Designing Tools for High-Quality Alt Text Authoring

Kelly Mack, Edward Cutrell, Bongshin Lee, Meredith Ringel Morris · 2021 · Proceedings of the 23rd International ACM SIGACCESS Conference on Computers and Accessibility (ASSETS '21) · doi:10.1145/3441852.3471207

Summary

This paper investigates how to improve the quality of alternative text through better authoring interfaces and feedback mechanisms for automatic alt text, focusing on Microsoft PowerPoint as the application context. The researchers built and tested four prototype interfaces: two for authoring alt text (a free-form interface with bulleted suggestions and a structured template interface with separate fields for each suggestion) and two for providing feedback on automatic alt text (a checkbox interface and an icon-based interface). The study was motivated by the finding that while prior research has examined screen reader users' preferences for alt text content, very little work had explored the experience of the people who actually write alt text. The team conducted two complementary studies. Study 1 involved combined interview and usability testing sessions with 12 sighted alt text authors at Microsoft, who tested all four interface prototypes using images from their own PowerPoint presentations. Study 2 consisted of interviews with six screen reader users (SRUs), five of whom identified as blind and one as low vision, who evaluated the quality of alt text generated through the different interfaces and shared their perspectives on what constitutes high-quality alt text. The researchers distinguished between two broad image categories — photographs and non-photographs (graphs, tables, screenshots, diagrams) — recognising that each requires different information in its alt text. The authoring interfaces provided tailored suggestions for each image type, such as describing the subject, actions, and setting for photographs, versus the image type, key information, and main takeaway for non-photographs.

Key findings

The study produced three major findings with significant implications for alt text tooling. First, authoring interfaces that provide suggestions for what to include resulted in higher quality alt text compared to the current PowerPoint interface, as judged by both a researcher-applied quality scale and SRU rankings. The template interface generated the best-ranked alt text overall, while experienced authors preferred the free-form interface and novices preferred the more structured template. Second, there was a substantial mismatch between alt text authors' and screen reader users' perceptions of quality. Over half of author participants rated inaccurate automatic alt text as "acceptable," while SRUs unanimously found the same descriptions unacceptable.
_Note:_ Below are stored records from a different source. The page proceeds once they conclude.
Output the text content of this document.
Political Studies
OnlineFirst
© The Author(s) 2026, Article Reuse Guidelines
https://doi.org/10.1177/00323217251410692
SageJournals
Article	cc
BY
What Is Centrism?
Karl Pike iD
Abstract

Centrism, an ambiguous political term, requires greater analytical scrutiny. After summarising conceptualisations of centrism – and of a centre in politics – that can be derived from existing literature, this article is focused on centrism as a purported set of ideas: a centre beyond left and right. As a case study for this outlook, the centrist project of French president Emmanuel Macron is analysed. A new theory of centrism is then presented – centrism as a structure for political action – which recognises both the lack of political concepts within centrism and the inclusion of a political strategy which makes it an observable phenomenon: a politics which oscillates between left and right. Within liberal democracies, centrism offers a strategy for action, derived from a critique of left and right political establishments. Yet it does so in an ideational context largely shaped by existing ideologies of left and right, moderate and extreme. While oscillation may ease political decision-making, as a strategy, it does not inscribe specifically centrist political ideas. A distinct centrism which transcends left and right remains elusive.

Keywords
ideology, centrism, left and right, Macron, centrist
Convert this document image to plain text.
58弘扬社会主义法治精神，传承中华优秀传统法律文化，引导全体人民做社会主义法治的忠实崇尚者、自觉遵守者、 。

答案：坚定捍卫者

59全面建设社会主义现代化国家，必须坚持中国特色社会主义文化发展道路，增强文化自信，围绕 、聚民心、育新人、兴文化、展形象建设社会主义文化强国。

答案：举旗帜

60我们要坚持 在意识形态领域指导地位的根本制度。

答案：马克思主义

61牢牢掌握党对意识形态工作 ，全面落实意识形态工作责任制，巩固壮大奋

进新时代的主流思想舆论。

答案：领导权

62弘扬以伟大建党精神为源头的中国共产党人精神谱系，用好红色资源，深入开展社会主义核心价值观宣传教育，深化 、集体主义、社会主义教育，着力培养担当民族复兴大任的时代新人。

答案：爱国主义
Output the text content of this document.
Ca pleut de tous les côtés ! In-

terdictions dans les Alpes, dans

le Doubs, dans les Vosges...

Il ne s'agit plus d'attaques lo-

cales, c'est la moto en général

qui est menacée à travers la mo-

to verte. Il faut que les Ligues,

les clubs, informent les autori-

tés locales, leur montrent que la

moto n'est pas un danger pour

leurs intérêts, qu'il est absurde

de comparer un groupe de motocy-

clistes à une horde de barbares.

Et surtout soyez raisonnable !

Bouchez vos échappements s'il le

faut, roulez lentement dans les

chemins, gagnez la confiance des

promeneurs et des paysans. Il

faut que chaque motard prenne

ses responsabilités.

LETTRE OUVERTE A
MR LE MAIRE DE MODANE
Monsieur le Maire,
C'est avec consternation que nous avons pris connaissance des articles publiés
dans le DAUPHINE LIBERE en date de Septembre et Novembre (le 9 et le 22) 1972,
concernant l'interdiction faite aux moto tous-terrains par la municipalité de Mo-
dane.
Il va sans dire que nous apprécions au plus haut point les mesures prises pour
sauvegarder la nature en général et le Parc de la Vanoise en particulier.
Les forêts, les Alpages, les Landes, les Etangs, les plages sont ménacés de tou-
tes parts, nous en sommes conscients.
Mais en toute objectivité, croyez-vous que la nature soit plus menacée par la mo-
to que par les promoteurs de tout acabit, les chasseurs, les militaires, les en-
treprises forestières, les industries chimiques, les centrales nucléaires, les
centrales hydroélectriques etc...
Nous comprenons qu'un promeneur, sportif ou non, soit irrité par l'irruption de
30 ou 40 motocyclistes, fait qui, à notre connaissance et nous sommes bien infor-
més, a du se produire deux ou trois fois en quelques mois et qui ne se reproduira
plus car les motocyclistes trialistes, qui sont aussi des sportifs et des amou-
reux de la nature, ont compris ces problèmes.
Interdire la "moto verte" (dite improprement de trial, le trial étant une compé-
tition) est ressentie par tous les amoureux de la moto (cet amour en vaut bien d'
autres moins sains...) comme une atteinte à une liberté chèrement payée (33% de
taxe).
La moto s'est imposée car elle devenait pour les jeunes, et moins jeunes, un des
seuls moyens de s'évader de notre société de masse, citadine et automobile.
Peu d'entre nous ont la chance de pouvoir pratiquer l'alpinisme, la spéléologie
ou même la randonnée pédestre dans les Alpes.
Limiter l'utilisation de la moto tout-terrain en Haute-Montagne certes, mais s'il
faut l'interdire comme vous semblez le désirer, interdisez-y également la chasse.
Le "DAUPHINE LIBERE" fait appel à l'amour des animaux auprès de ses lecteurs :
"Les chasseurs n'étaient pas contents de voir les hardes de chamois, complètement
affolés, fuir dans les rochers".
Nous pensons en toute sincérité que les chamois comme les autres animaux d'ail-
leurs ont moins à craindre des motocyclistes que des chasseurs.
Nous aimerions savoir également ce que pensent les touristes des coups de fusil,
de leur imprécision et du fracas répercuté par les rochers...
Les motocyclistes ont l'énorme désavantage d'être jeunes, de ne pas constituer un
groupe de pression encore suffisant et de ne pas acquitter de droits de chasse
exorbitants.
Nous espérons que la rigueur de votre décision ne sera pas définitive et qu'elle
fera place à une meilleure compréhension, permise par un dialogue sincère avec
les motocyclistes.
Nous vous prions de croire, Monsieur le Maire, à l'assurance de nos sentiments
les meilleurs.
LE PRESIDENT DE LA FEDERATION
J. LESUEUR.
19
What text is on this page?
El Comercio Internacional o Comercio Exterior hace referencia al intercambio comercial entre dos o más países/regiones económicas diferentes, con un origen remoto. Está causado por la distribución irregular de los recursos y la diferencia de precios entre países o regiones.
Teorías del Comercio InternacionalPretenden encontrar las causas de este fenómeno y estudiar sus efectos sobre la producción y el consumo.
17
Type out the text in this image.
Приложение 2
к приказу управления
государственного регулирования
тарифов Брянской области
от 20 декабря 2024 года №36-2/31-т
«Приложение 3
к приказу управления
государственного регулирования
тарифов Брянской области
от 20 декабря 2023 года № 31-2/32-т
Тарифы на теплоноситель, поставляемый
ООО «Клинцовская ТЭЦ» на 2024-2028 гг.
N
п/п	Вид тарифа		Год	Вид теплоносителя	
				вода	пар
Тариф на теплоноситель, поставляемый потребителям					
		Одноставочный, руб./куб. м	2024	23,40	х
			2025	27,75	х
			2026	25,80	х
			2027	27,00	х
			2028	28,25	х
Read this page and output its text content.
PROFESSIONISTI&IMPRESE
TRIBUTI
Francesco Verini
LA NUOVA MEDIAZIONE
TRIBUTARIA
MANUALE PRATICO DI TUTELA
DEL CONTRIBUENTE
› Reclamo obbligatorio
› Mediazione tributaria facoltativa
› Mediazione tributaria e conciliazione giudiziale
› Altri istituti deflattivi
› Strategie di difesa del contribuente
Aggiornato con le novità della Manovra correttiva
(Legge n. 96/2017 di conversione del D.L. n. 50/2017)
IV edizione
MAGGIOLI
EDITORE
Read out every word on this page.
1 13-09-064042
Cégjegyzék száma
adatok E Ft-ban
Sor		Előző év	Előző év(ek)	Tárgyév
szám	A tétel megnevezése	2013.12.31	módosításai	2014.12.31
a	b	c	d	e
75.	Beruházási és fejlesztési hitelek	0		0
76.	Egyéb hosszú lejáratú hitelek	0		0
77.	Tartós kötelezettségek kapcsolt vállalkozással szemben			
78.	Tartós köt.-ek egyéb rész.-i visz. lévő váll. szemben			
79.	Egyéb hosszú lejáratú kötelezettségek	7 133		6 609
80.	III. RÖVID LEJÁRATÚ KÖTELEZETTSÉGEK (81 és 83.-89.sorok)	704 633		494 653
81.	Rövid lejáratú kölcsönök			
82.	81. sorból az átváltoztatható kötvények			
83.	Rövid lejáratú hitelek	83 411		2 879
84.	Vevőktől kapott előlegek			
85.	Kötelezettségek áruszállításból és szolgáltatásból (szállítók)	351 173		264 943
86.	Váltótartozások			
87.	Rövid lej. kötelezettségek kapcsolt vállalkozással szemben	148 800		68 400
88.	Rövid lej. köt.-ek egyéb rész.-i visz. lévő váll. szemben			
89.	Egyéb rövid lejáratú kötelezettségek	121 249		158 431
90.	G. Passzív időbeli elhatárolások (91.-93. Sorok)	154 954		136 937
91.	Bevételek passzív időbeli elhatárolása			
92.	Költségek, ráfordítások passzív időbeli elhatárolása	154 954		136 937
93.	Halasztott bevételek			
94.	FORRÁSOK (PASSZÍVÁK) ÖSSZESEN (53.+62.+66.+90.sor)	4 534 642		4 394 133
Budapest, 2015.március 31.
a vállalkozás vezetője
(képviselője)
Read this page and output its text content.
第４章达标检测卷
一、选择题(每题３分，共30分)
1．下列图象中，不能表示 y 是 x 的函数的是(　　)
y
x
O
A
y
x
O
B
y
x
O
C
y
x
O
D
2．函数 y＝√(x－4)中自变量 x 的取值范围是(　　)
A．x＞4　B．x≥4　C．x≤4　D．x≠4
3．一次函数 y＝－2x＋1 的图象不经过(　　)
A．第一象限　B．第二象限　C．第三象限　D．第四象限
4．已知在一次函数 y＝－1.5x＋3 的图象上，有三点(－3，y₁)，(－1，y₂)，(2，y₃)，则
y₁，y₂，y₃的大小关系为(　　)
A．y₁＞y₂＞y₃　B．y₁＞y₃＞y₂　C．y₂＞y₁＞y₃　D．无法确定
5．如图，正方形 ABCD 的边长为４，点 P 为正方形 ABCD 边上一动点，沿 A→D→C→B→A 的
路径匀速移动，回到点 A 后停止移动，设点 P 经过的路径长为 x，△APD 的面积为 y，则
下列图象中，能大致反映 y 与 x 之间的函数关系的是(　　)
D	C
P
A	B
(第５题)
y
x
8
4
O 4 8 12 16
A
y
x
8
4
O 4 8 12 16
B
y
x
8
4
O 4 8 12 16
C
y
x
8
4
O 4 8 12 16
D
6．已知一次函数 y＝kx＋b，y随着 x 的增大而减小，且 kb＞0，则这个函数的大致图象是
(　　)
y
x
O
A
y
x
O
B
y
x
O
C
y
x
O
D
SRUs prioritised accuracy and completeness, while authors had lower bars for acceptability. This gap means that author-provided feedback on automatic alt text quality may not reliably reflect SRU needs. Third, and perhaps most strikingly, authors wrote significantly lower quality alt text when starting from pre-populated automatic alt text (mean quality 2.38/4) compared to starting from a blank text box (mean quality 2.96/4). Authors treated the automatic alt text as a "gold standard" baseline, often simply adding minor edits rather than writing comprehensive descriptions. This anchoring effect meant that important details like gender, context, and specific visual features were frequently omitted when automatic alt text was present.

Relevance

This research has immediate practical implications for any platform that supports image descriptions. The finding that automatic alt text actually degrades author-written alt text quality is a critical warning for platforms like PowerPoint, Google Slides, and social media services that pre-populate alt text fields with AI-generated descriptions. Platform designers must carefully consider how and when to surface automatic alt text to avoid anchoring authors to low-quality baselines. The paper suggests educating authors about the purpose and limitations of automatic alt text, or prompting them to check for completeness and accuracy rather than simply accepting AI output. The concept of image-type-aware suggestions is immediately actionable: even without AI, providing simple prompts like "describe the subject, setting, and main action" for photographs can meaningfully improve alt text quality. The SRU finding that context matters — why an image was included, not just what it shows — challenges common alt text guidance and suggests that authors who understand the document's purpose produce better descriptions than crowd workers or AI systems who lack that context. For accessibility practitioners, this paper reinforces that alt text quality is a design problem, not just a content problem.

Tags: alt text · image accessibility · screen readers · authoring tools · automatic alt text · computer vision · content accessibility · user interface design

Standards referenced: WCAG 2.0